Taking your loved one out for the day should be one of those memory-making events that bring joy to all involved, but when dementia is coming along too, it can sometimes feel like a daunting task. Have no fear – we have compiled a checklist for you to help make this precious time together go a bit more smoothly.

Do a recce

Choose a place that is likely to be engaging, but not too demanding. Before you set out, make sure to do as much research as possible – online if that’s the only way, but do visit if you can. You may be able to find a helpful staff member who will meet and greet you to put everyone at their ease, for example.
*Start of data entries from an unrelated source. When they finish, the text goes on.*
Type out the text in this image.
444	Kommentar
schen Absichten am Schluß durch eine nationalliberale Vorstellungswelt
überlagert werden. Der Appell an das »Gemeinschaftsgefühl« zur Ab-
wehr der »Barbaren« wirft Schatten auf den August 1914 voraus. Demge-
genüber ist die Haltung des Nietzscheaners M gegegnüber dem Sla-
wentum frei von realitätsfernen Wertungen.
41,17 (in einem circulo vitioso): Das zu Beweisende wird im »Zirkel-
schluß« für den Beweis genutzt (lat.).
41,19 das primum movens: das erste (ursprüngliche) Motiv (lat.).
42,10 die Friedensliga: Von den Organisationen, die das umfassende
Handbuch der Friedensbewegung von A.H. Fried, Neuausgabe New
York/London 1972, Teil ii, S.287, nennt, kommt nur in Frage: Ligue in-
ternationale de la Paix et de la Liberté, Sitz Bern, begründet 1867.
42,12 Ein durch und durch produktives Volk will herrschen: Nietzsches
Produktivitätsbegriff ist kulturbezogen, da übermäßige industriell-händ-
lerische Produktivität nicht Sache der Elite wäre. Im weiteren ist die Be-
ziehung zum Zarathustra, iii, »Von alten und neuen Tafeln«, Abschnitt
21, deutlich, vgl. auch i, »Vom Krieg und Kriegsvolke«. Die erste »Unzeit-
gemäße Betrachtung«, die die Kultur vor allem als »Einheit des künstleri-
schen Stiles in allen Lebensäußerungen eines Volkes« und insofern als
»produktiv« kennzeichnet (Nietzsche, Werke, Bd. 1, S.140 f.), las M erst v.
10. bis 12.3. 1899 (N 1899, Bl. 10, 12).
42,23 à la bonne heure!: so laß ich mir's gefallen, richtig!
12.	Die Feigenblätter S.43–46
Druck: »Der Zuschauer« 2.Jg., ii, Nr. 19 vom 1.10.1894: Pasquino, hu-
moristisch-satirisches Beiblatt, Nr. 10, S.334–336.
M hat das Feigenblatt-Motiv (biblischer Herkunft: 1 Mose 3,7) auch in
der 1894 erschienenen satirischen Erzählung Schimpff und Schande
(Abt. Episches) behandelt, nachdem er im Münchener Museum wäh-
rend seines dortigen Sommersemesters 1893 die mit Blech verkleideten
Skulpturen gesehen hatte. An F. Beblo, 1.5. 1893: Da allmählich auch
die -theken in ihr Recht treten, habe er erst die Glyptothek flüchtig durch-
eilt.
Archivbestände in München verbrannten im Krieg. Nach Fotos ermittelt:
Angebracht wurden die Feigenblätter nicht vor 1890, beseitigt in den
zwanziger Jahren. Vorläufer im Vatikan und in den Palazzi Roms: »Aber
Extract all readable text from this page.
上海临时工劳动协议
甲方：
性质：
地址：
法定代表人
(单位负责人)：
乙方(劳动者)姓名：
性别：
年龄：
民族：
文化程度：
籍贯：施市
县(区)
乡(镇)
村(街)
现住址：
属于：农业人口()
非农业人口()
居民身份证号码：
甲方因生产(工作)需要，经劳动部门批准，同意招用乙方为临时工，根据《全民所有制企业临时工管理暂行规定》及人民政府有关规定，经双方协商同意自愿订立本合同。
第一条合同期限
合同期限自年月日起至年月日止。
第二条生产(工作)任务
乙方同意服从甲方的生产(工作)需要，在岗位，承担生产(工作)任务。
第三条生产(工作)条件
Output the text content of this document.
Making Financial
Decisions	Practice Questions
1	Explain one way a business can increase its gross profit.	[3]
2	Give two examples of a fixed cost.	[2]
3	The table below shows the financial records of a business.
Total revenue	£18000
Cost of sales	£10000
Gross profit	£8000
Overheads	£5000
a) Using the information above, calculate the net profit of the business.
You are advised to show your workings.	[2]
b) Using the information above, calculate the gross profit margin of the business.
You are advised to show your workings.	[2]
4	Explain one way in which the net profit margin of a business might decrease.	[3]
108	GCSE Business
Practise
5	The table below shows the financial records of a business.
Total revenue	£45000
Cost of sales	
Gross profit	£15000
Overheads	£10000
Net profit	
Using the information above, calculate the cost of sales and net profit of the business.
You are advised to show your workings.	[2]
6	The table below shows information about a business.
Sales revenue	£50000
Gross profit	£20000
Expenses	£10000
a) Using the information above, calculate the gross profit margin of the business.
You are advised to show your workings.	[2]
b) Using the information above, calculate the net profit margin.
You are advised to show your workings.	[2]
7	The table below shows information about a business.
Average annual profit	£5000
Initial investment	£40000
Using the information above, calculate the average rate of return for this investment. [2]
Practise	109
Some places are dementia friendly and will announce it on their website; this means you can expect a warm welcome and a quiet place to sit without fuss. This dementia-friendly map of Edinburgh is a great example of a usefull planning aid, https://brightcare.co.uk/resource/dementia-friendly-edinburgh-map/

Make it outdoors

The link between good mental health and being outdoors is well documented. It’s no different for those with dementia. Fresh air, a view and a little sunshine can do wonders for the mood so try to include an outdoor element where you can. Be mindful of any tendencies to agoraphobia or panic in crowds and try to keep it low key. And it doesn’t just have to be a sunny day to get outdoors – as the walker and writer Alfred wainwright said, ‘There’s no such thing as bad weather, only unsuitable clothing.’

Lower your expectations

It’s not going to be like it might once have been, so try not to be disappointed if they can’t make it round the museum like they used to, or show little interest in a previously beloved activity. Dementia makes people tire out more quickly, so best to plan something in the morning when they are fresher, and nothing too ambitious.

Familiarity is best

Planning a day out to somewhere that your loved one has enjoyed in the past can open all sorts of neural pathways – memories, remembered emotions and more. It can also help to allay any sense of unease that their routine has been broken. If you’re going somewhere new maybe bring along a familiar mug or blanket to bring a sense of home with you.

The little details

What if you need the loo? Can they be left alone, or will you need to ask someone to keep an eye on them?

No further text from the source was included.